A empresa também declara que o objetivo do escaneamento é apenas confirmar a singularidade de cada indivíduo e evitar cadastros duplicados.
Além disso, sustenta que adota medidas de criptografia e mecanismos de segurança para reduzir riscos relacionados ao tratamento das informações biométricas.
As alegações apresentadas pela empresa deverão ser analisadas durante o andamento do processo judicial.
Quais podem ser os impactos para o mercado de criptomoedas?
Independentemente do resultado do processo, especialistas avaliam que o caso pode influenciar diretamente o mercado brasileiro de ativos digitais.
Entre os possíveis efeitos estão:
- aumento da fiscalização sobre projetos blockchain;
- exigências mais rigorosas relacionadas à proteção de dados;
- fortalecimento da aplicação da LGPD;
- maior transparência em campanhas de cadastramento;
- criação de novos parâmetros regulatórios para empresas que utilizam biometria.
O processo também pode servir como referência para outros países que acompanham iniciativas semelhantes.
O impacto para a proteção de dados no Brasil
O caso reforça uma discussão cada vez mais relevante: como equilibrar inovação tecnológica e privacidade dos cidadãos.
Projetos baseados em blockchain, inteligência artificial e identidade digital possuem grande potencial de transformação, mas também levantam questões importantes sobre consentimento, segurança e governança das informações pessoais.
Independentemente da tecnologia utilizada, empresas que tratam dados biométricos precisam demonstrar transparência, finalidade legítima, segurança e respeito aos direitos dos titulares.
Perguntas frequentes (FAQ)
O que é a Worldcoin?
A Worldcoin é um projeto que utiliza o escaneamento da íris para criar uma identidade digital chamada World ID e distribuir criptomoedas aos participantes.
Por que a empresa está sendo processada?
O Ministério Público de São Paulo acusa a empresa de utilizar práticas abusivas na coleta de dados biométricos, principalmente por oferecer incentivos financeiros e por suposta falta de transparência sobre o tratamento das informações.
Qual o valor da ação?
A ação civil pública pede uma indenização de R$ 240 milhões.
O que é a Tools for Humanity?
É a empresa responsável pelo desenvolvimento da Worldcoin e da plataforma World ID.
A Worldcoin continua funcionando no Brasil?
O funcionamento do projeto depende das decisões judiciais e das determinações dos órgãos reguladores, como a ANPD.
Conclusão
A ação movida pelo Ministério Público de São Paulo contra a Worldcoin representa um dos casos mais relevantes envolvendo criptomoedas, biometria e proteção de dados no Brasil.

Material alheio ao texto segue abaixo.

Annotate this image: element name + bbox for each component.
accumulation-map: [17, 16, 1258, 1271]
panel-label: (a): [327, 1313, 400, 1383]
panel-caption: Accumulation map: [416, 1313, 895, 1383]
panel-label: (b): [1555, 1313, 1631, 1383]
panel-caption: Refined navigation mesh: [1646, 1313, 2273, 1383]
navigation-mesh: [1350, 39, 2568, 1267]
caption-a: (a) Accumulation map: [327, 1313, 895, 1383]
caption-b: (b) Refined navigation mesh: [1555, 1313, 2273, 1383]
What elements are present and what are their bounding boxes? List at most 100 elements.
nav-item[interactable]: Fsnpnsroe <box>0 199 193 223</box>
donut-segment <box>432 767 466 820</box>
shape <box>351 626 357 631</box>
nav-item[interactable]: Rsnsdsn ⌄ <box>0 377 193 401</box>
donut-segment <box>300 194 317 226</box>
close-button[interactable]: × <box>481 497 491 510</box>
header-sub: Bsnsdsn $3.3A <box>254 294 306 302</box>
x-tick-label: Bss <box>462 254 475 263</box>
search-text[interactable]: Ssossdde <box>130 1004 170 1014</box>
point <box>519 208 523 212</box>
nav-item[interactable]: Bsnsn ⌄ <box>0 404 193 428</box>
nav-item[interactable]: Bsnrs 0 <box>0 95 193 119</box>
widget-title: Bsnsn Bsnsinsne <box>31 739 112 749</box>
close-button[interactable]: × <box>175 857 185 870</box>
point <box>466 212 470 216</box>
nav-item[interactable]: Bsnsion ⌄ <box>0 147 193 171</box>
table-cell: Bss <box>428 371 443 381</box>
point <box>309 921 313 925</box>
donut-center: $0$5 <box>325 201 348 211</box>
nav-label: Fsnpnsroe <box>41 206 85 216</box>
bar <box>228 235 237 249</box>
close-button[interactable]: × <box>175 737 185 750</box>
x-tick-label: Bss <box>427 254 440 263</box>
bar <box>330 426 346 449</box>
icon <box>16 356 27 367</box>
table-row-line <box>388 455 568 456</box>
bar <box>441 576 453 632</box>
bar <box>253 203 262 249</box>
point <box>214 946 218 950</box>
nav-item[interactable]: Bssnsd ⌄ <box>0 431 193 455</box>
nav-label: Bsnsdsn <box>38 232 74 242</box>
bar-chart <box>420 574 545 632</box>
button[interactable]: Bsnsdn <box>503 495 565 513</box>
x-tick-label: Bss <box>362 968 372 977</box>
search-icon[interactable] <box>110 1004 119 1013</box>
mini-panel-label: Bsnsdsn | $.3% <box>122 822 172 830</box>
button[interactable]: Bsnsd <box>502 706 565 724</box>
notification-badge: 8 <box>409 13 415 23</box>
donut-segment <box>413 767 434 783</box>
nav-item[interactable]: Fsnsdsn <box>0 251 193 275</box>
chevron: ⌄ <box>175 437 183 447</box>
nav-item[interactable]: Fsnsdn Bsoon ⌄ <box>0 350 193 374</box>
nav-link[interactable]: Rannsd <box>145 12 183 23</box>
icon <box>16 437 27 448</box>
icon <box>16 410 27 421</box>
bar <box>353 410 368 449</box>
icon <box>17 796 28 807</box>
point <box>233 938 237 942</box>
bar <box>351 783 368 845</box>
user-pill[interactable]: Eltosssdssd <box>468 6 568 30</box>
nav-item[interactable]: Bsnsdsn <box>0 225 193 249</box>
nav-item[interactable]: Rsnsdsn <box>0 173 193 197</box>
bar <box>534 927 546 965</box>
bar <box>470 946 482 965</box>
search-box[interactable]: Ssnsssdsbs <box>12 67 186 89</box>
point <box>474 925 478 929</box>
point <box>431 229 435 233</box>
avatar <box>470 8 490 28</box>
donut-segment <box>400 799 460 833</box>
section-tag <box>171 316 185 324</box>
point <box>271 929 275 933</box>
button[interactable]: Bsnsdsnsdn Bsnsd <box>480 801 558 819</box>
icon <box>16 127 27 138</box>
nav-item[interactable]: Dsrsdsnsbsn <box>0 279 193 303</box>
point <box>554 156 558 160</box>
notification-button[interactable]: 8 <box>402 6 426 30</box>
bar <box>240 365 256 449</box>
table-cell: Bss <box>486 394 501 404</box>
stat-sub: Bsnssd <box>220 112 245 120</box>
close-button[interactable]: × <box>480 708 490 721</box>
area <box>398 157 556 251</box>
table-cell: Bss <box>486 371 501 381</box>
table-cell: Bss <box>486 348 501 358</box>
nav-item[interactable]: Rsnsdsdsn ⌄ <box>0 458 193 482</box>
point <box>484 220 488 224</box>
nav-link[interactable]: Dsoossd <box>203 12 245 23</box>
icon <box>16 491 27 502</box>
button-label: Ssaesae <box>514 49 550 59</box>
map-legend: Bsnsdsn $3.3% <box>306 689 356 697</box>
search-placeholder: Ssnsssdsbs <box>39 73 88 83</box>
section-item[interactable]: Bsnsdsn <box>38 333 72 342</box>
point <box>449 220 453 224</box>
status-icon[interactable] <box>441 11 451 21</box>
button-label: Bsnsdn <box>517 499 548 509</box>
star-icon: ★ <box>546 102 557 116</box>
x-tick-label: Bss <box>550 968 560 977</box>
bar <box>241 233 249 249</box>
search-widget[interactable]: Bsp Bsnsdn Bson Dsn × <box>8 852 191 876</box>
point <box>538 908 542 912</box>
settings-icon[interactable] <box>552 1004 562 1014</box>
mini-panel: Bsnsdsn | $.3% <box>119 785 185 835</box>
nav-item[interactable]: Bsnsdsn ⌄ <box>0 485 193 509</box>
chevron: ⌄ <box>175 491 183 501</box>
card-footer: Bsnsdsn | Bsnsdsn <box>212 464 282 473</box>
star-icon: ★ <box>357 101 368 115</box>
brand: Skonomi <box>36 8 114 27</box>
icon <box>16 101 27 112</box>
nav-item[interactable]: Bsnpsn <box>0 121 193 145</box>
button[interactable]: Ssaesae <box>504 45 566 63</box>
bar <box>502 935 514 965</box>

O debate vai além do universo dos ativos digitais e coloca em evidência temas como transparência, consentimento informado, responsabilidade das empresas e aplicação da Lei Geral de Proteção de Dados.
Independentemente do desfecho do processo, o caso tende a influenciar futuras iniciativas que utilizem identificação biométrica em larga escala. Para empresas do setor de blockchain, o episódio reforça a necessidade de adotar práticas sólidas de governança e conformidade regulatória. Já para consumidores, serve como um alerta sobre a importância de compreender como seus dados pessoais são coletados, armazenados e utilizados antes de aderir a novas tecnologias.